Grace Slick of the Jefferson Airplane band

Until October 29: FIFTY PHOTOS OF PEACE, LOVE & MUSIC. The Carlo Azeglio Ciampi Exhibition Center, Via dei Pucci 16, Florence.  Open 10 am – 1 pm, 3 – 7 pm. Free admission.

More than 50 photographs – in large format and mostly unseen in Italy – relive some of the major rock music events of 1969 on the occasion of the 50th anniversary of the Woodstock Festival.  The photographs of internationally noted photographer and director Amalie R. Rothschild, who was present at Woodstock in August, 1969, narrate the four days during which the major exponents of rock music of the 1960s performed.

The shots also feature other great rock music events which took place in that one and only inimitable year of 1969 – the Newport Festival (July), the Isle of Wight (September), the Rolling Stones at Madison Square Garden (November) and various concerts at the Fillmore East throughout the year including Jimi Hendrix’s New Year’s Eve show on December 31.

Amalie R. Rothschild is an internationally recognized and award winning photographer and filmmaker.  She has a BFA (1967) in Graphic Design from Rhode Island School of Design where she spent her senior year on their European Honors Program in Rome, Italy. She studied photography with Harry Callahan, and has an MFA (1969) in Film Production from New York University’s Graduate Institute of Film and Television where she also studied photography with Paul Caponigro.  From 1968 to 1974 she worked extensively as a free-lance photographer in the music field, her photographs appearing in The New York Times, Newsweek, Time-Life Books, Life Magazine, The Village Voice, Rolling Stone, After Dark and many other publications.

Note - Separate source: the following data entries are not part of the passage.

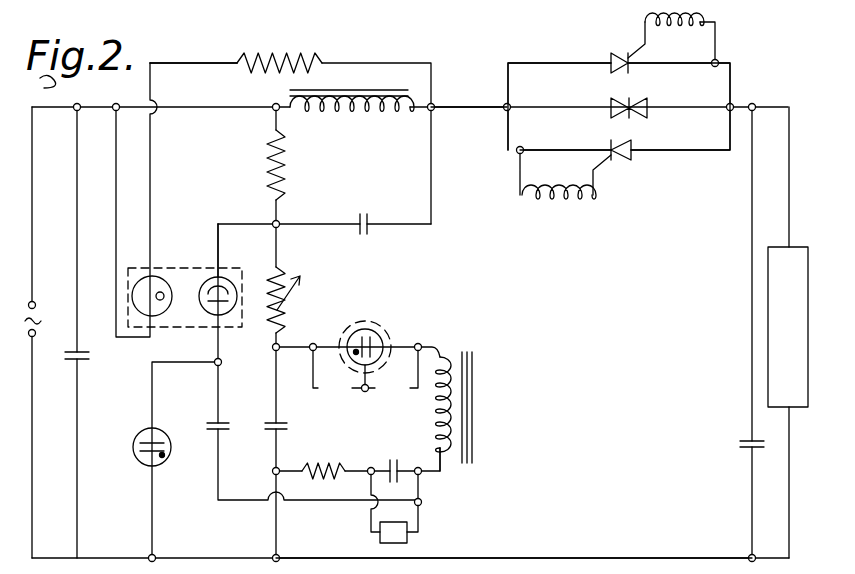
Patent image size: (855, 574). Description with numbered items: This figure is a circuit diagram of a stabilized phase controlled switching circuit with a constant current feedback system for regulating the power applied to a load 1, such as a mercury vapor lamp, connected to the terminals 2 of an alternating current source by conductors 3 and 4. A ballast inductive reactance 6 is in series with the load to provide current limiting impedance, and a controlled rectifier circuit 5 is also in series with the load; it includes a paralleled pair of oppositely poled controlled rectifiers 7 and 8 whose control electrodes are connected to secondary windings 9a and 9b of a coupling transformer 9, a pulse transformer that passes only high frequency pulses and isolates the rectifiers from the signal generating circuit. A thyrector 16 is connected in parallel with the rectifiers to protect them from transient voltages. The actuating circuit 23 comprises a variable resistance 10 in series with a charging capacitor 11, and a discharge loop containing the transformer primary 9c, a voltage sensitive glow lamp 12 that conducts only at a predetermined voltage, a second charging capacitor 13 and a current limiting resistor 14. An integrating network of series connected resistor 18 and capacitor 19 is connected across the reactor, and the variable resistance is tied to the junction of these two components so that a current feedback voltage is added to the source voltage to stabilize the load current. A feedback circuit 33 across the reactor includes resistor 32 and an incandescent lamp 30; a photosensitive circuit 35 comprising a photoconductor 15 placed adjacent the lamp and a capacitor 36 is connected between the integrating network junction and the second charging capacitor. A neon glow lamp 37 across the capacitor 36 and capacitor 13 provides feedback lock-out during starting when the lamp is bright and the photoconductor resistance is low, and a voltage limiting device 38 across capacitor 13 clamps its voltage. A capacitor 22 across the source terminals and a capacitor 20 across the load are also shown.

The load 1 is at (822, 247).
The terminals 2 is at (36, 305).
The conductor 3 is at (465, 106).
The conductor 4 is at (535, 558).
The controlled rectifier circuit 5 is at (754, 82).
The ballast inductive reactance 6 is at (378, 88).
The controlled rectifier 7 is at (621, 78).
The controlled rectifier 8 is at (620, 163).
The coupling transformer 9 is at (472, 473).
The secondary winding 9a is at (560, 200).
The secondary winding 9b is at (700, 14).
The transformer primary 9c is at (438, 431).
The variable resistance 10 is at (296, 292).
The charging capacitor 11 is at (274, 415).
The voltage sensitive device 12 is at (388, 332).
The second charging capacitor 13 is at (394, 465).
The current limiting resistor 14 is at (320, 469).
The photoconductor 15 is at (204, 280).
The thyrector 16 is at (635, 118).
The resistor 18 is at (287, 162).
The capacitor 19 is at (369, 232).
The capacitor 20 is at (747, 448).
The capacitor 22 is at (84, 360).
The actuating circuit 23 is at (476, 336).
The incandescent lamp 30 is at (142, 276).
The resistor 32 is at (306, 49).
The feedback circuit 33 is at (178, 63).
The photosensitive circuit 35 is at (218, 222).
The capacitor 36 is at (214, 415).
The neon glow lamp 37 is at (137, 455).
The voltage limiting device 38 is at (408, 538).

From 1969 to 1971 she worked with the Joshua Light Show at the Fillmore East Theater in New York producing special effects photography, slides, graphics, films and film loops used during performances and was considered the theater’s unofficial house photographer.  She had unlimited access onstage and backstage to all the happenings at the Fillmore East.  During that period she also photographed anti-war/peace demonstrations in the U.S. during the 1960s and the 1967 Cannes Film Festival. Her monograph Live at the Fillmore East: A Photographic Memoir, published in 1999, was reprinted six times

A skilled and veteran filmmaker, she produced and directed documentaries with special emphasis on social issues as revealed through the lives of people in the arts including the titles “Conversations with Willard Van Dyke” (1981) and “Painting the Town: Illusionistic Murals of Richard Haas” (1990).  Her films, which have been shown at and received prizes in many international festivals, have aired on public television in many countries (PBS, BBC, ABC, RAI ecc.) and been presented in programs in many important museums including the Museum of Modern Art in New York and the Smithsonian Institution in Washington, DC.